Orale, Teresa said to herself. This is just the way things are, and in the end everybody makes their own destiny. The final push almost always comes from you and you alone. For good or ill.

"Yes," she answered. "There's a ship on the way. The Luz Angelita."

It had grown dark. The crickets were chirping in the yard like they'd all gone crazy. When the lights were turned on, Teresa ordered them turned off again, and now she was sitting on the porch steps, her back against a column, gazing at the stars above the thick black tops of the weeping willows. She had a bottle of tequila, unopened, between her legs, and behind her, on a low table near the chaise longues, Mexican music was playing on the stereo. Sinaloan music that Pote Galvez had lent her that afternoon-Quihubo, patrona, this is the latest by Los Broncos de Reynosa, tell me what you think:

My mule had started limping bad, The load had all shifted to one side. We were dodging pine cones on the path Up in the sierra in Chihuahua.
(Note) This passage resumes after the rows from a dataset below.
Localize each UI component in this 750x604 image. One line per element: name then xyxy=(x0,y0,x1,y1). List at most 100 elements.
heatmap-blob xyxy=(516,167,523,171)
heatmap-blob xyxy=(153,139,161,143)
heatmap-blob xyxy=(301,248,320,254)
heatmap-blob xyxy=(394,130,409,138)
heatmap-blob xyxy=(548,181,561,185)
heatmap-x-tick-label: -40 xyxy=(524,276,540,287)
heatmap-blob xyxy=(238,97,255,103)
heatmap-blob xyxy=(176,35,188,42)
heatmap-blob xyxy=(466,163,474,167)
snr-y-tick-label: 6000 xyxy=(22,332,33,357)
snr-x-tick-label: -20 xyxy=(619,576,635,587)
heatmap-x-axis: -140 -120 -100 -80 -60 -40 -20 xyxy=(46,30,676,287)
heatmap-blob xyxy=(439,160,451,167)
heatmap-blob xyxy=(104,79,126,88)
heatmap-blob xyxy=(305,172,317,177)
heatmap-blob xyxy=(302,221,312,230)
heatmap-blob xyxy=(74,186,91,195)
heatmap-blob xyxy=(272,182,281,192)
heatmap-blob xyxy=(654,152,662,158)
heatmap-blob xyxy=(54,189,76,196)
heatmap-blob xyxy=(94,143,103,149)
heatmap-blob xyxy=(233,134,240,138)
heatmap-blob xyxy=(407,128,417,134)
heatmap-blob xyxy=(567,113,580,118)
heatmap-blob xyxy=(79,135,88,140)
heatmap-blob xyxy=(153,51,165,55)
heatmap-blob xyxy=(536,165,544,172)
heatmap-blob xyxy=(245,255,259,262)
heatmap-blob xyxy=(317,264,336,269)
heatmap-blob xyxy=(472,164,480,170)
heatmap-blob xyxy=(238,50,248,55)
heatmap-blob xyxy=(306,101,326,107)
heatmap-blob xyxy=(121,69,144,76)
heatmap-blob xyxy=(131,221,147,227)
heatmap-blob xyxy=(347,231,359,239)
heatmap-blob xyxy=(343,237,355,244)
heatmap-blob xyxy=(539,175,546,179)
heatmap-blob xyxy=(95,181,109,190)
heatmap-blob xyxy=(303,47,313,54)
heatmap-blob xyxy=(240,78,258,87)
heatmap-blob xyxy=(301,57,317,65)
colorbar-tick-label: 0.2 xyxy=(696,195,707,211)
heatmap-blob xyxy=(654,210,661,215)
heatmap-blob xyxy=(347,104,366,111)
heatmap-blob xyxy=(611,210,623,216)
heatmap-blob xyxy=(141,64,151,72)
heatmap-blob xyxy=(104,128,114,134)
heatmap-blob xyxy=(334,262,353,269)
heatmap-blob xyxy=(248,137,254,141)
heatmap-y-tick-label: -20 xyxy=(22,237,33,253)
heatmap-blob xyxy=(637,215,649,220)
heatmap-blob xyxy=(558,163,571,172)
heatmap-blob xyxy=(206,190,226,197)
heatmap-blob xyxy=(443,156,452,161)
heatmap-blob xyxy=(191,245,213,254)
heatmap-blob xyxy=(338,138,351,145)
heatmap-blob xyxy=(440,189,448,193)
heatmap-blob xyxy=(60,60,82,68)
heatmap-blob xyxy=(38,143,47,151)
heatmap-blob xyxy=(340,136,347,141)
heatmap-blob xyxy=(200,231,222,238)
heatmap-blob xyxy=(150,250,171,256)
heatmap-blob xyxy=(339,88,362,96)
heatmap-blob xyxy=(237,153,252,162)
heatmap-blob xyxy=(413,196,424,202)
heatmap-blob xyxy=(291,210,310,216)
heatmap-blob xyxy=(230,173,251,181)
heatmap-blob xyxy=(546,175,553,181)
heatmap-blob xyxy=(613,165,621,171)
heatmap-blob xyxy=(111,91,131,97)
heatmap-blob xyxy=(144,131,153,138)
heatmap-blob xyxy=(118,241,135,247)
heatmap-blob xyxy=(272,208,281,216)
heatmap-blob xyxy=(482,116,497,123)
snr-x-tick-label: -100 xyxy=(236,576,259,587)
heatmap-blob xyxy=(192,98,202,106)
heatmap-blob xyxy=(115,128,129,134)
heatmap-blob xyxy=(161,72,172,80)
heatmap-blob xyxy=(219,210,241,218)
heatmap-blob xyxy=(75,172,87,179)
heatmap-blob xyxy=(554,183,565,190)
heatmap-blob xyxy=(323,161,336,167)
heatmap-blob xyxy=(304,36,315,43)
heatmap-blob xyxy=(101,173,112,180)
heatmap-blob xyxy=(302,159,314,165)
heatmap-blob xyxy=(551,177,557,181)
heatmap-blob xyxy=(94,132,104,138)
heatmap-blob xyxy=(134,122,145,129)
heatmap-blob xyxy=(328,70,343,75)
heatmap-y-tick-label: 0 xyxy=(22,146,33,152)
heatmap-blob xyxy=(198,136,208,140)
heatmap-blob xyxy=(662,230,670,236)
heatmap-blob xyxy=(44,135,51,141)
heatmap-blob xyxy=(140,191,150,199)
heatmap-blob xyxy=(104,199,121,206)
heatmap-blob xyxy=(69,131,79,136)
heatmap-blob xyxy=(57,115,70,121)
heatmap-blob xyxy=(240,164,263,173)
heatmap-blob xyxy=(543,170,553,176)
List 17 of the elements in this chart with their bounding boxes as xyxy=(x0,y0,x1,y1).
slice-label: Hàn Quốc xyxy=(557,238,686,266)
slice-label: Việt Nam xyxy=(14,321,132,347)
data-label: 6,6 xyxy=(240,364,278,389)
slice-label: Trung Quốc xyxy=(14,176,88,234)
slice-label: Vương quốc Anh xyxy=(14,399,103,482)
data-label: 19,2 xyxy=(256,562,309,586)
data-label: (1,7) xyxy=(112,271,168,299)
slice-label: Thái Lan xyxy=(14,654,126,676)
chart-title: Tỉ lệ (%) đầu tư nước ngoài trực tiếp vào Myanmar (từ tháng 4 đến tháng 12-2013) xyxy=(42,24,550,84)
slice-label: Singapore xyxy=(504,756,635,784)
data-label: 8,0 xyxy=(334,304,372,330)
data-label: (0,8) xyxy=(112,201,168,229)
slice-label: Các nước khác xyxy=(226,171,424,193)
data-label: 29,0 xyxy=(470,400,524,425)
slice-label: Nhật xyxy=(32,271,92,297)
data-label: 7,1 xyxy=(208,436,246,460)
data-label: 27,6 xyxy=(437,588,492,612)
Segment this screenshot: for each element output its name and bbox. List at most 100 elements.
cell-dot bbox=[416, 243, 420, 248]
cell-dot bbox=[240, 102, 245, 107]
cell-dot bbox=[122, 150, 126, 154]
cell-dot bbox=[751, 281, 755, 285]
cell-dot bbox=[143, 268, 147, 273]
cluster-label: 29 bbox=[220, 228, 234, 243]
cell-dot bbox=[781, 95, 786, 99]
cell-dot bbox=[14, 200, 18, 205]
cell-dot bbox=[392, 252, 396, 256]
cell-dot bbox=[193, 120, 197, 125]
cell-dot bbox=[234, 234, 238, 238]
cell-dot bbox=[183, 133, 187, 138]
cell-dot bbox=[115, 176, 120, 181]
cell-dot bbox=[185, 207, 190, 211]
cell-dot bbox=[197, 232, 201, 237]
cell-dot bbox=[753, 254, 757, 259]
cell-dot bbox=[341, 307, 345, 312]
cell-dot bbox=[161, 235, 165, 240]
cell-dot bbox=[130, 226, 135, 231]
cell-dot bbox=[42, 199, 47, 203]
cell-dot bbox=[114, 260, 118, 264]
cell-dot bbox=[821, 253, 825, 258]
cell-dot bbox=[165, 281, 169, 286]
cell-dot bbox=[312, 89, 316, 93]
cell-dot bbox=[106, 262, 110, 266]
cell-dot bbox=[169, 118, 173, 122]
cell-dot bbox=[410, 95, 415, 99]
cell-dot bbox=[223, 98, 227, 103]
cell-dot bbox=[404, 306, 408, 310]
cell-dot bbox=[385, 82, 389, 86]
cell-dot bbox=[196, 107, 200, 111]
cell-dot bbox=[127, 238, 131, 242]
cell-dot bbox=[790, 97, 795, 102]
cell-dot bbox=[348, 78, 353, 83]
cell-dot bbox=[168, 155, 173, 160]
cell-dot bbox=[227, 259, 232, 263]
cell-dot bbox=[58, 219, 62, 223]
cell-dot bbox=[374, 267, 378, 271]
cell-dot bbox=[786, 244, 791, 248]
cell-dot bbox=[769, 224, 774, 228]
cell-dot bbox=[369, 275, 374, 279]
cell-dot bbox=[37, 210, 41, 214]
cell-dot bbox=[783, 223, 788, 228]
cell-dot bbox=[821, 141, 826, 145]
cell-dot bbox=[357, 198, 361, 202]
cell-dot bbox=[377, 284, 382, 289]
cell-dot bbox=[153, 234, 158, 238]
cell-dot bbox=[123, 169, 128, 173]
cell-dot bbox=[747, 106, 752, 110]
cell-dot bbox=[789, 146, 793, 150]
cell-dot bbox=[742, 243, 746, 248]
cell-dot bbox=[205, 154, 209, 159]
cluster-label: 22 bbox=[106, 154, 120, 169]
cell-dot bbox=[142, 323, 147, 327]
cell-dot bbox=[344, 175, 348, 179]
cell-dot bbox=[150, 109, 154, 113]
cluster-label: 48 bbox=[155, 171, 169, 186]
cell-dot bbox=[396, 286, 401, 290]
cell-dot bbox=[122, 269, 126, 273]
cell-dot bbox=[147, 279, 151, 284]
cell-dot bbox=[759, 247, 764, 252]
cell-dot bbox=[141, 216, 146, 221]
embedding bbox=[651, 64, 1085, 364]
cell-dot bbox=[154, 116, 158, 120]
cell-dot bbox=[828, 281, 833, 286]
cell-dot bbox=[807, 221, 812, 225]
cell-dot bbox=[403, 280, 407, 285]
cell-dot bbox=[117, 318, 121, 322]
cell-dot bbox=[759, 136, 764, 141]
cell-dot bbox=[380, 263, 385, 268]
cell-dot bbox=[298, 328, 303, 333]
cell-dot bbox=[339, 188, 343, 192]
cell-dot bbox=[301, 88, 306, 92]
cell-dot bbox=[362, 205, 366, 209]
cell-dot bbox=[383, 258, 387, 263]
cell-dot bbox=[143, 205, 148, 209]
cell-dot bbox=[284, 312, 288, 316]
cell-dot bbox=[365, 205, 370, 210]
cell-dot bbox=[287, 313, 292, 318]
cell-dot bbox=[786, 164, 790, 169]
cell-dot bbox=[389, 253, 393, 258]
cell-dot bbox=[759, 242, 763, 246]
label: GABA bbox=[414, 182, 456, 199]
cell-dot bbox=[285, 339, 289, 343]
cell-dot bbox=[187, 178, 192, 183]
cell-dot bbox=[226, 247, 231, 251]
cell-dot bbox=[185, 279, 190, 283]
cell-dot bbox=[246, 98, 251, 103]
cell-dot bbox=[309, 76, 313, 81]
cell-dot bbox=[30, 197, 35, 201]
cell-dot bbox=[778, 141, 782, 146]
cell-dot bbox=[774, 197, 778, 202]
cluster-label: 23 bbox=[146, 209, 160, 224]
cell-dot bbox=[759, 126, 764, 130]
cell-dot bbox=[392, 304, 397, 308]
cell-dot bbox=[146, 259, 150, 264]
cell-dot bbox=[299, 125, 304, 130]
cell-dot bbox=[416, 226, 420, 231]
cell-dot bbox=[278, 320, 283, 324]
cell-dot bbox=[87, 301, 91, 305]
Little by little, the former hit man was adding to his collection of corridos. He liked them tough, violent-mostly, he told her very soberly, to feed his nostalgia for all that. A man's from where a man's from, and you can't change that, he said. His personal jukebox included the entire norteno region, from Chalino- What lyrics, dona-to Exterminador, Los Invasores de Nuevo Le6n, El As de la Sierra, El Moreno, Los Broncos, Los Huracanes, and other gangster groups from Sinaloa and up that way, the ones that turned the police gazette into music, songs about mules and murders and lead and shipments of the good stuff, and Cessnas and new pickups, and Federales and cops, traffickers and funerals. As corridos had been to the Revolution in those bygone days, so the narco-corridos were the new epics, the modern legends of a Mexico that was there and had no intention of going anywhere, or changing-among other reasons because a not inconsiderable part of the national economy depended on the drugs. It was a marginal, hard world, of weapons, corruption, and drugs, in which the only law not broken was the law of supply and demand.